Saturday, December 19, 2015

October 20, 2009: Russians for the October Russian Music Festival

It is always interesting to see what sorts of arrangements Alexander Vereshagin prepares for his Russian Chamber Orchestra when they perform in the Noontime Concerts™ series at Old St. Mary's Cathedral in San Francisco.  This time he took the same approach that Clarice Assad had applied in her arrangement of Modest Mussorgsky's Pictures at an Exhibition for the New Century Chamber Orchestra strings supplemented with parts for piano and percussion.  Vereshagin applied this strategy to five scenes from Sergei Prokofiev's score for the ballet Romeo and Juliet and the Largo movement from Sergei Rachmaninoff's fourth piano concerto.  His approach to the Romeo and Juliet scenes was particularly skillful, since it is hard to imagine "orchestral" Prokofiev without an abundant offering of brass and winds;  but, as Assad had done, he compensated for their absence by drawing upon particularly colorful sonorities from the piano.  On the other hand Rachmaninoff's use of orchestral color is not as striking, particularly in the movement that Vereshagin arranged;  and what mattered most was that the spirit of the concerto itself was maintained.

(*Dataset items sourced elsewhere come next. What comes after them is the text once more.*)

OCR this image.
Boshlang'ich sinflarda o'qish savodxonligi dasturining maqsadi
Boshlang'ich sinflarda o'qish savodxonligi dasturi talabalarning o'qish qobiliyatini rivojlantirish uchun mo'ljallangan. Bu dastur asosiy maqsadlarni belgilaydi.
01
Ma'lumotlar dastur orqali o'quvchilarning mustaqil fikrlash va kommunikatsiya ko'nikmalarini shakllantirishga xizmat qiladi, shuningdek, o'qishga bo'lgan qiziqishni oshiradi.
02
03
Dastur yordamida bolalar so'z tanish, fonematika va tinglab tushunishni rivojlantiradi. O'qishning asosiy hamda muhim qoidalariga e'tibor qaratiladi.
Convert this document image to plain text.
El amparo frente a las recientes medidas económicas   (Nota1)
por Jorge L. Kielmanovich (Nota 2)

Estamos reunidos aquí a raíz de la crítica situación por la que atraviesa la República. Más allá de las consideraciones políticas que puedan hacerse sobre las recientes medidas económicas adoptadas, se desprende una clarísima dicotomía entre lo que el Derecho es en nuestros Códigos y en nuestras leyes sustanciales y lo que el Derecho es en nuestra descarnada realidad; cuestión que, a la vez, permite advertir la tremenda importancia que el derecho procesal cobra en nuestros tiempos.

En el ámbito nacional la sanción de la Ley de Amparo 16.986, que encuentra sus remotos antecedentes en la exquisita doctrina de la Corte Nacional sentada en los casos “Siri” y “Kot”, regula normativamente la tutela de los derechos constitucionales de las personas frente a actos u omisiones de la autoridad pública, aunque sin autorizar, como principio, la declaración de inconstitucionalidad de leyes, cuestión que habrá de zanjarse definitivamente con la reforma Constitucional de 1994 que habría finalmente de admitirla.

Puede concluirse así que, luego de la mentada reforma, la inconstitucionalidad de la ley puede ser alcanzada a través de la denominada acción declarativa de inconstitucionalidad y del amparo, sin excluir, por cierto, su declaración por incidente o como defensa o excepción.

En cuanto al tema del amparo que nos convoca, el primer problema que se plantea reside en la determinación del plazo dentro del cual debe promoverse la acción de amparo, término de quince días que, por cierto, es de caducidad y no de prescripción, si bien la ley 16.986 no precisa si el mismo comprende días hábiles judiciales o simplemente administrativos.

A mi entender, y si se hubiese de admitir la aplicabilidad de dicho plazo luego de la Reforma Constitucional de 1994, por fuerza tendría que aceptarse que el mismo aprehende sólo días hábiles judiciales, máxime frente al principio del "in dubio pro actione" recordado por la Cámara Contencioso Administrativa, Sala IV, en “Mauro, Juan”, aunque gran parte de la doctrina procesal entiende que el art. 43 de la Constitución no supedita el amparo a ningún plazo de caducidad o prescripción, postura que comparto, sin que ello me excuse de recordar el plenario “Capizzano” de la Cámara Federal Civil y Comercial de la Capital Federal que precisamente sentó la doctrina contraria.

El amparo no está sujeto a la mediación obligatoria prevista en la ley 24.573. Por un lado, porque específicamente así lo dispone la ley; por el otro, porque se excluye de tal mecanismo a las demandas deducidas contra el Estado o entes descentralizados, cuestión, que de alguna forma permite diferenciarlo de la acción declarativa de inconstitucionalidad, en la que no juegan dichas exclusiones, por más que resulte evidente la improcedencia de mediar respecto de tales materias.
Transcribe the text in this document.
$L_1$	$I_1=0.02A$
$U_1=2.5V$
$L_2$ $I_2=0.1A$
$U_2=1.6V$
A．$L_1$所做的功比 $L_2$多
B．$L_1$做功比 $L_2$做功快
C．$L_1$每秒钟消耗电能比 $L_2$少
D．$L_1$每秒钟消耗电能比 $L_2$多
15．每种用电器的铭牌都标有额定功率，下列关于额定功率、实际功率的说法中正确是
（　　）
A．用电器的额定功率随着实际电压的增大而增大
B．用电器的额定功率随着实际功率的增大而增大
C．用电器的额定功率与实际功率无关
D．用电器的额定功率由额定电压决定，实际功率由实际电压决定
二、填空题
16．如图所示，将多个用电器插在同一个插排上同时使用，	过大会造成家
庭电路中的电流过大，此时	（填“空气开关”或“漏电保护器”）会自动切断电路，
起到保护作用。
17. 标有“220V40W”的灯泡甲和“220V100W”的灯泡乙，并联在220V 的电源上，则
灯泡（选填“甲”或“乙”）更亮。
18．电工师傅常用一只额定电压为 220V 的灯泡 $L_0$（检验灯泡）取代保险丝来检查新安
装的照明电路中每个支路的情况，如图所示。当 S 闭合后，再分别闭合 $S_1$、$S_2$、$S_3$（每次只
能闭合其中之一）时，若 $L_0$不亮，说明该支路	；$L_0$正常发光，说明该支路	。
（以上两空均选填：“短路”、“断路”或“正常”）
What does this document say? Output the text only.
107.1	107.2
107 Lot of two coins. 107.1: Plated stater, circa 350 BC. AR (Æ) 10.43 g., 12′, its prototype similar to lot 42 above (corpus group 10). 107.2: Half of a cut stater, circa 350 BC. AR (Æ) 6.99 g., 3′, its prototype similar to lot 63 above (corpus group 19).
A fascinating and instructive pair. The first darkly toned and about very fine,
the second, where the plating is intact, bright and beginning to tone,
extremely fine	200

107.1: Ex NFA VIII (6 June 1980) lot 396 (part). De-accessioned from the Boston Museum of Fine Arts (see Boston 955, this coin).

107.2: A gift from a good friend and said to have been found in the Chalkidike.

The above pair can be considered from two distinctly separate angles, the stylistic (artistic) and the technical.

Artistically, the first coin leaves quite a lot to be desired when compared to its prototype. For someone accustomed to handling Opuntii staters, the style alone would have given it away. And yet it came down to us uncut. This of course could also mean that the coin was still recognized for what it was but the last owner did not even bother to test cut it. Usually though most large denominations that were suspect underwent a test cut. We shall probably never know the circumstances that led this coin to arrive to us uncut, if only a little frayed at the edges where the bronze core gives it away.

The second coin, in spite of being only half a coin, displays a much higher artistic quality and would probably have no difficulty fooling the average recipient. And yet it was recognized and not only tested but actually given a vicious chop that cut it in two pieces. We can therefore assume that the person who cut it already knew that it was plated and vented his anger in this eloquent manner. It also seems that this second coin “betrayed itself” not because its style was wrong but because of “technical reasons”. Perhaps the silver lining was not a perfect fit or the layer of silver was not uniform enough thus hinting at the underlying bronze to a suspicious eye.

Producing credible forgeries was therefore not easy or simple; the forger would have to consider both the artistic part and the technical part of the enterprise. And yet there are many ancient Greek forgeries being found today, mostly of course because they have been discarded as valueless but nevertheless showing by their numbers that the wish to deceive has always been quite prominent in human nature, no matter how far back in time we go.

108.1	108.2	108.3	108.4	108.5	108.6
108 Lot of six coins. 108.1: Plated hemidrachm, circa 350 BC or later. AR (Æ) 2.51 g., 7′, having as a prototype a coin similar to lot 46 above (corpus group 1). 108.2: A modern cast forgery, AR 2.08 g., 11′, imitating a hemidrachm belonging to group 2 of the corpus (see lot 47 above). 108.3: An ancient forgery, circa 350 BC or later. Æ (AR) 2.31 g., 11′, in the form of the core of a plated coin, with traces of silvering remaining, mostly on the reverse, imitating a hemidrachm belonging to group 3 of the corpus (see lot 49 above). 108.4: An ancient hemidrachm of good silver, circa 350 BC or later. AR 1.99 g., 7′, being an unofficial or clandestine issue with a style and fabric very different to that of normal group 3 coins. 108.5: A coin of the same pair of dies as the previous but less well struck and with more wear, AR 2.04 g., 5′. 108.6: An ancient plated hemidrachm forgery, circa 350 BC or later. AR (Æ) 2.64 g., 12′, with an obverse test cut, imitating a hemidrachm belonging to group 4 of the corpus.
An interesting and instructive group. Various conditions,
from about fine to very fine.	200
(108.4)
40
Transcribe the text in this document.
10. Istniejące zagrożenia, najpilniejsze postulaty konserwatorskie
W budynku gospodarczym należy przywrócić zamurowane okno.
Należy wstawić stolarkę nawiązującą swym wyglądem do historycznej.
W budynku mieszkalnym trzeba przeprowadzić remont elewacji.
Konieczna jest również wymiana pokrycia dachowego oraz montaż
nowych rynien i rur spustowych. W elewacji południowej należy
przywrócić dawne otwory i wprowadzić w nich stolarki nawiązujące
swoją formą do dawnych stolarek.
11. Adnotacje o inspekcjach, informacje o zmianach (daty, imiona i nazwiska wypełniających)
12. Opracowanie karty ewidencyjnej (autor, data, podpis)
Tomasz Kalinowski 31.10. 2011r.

Vereshagin also has a habit of concluding with an interesting encore, choosing composers who are either unexpected (as in Leroy Anderson) or unfamiliar, as was the case today.  The composer in question was Georgy Sviridov, and the composition was a waltz.  This was presumably from the suite described as follows in his Wikipedia entry:
Among Sviridov's most popular orchestral pieces are the Romance and the Waltz from his The Blizzard, musical illustrations after Pushkin (1975), that were originally written for the eponymous 1964 film based on the short story from Pushkin's The Tales of the Late Ivan Petrovich Belkin.
My ears detected a family resemblance between this waltz and the one composed by Aram Khachaturian as incidental music for Mikhail Lermontov's play Masquerade.  However, since the Wikipedia sources indicate no such connection, my guess is that this was just a matter of familiar rhetorical idioms that these two composers shared.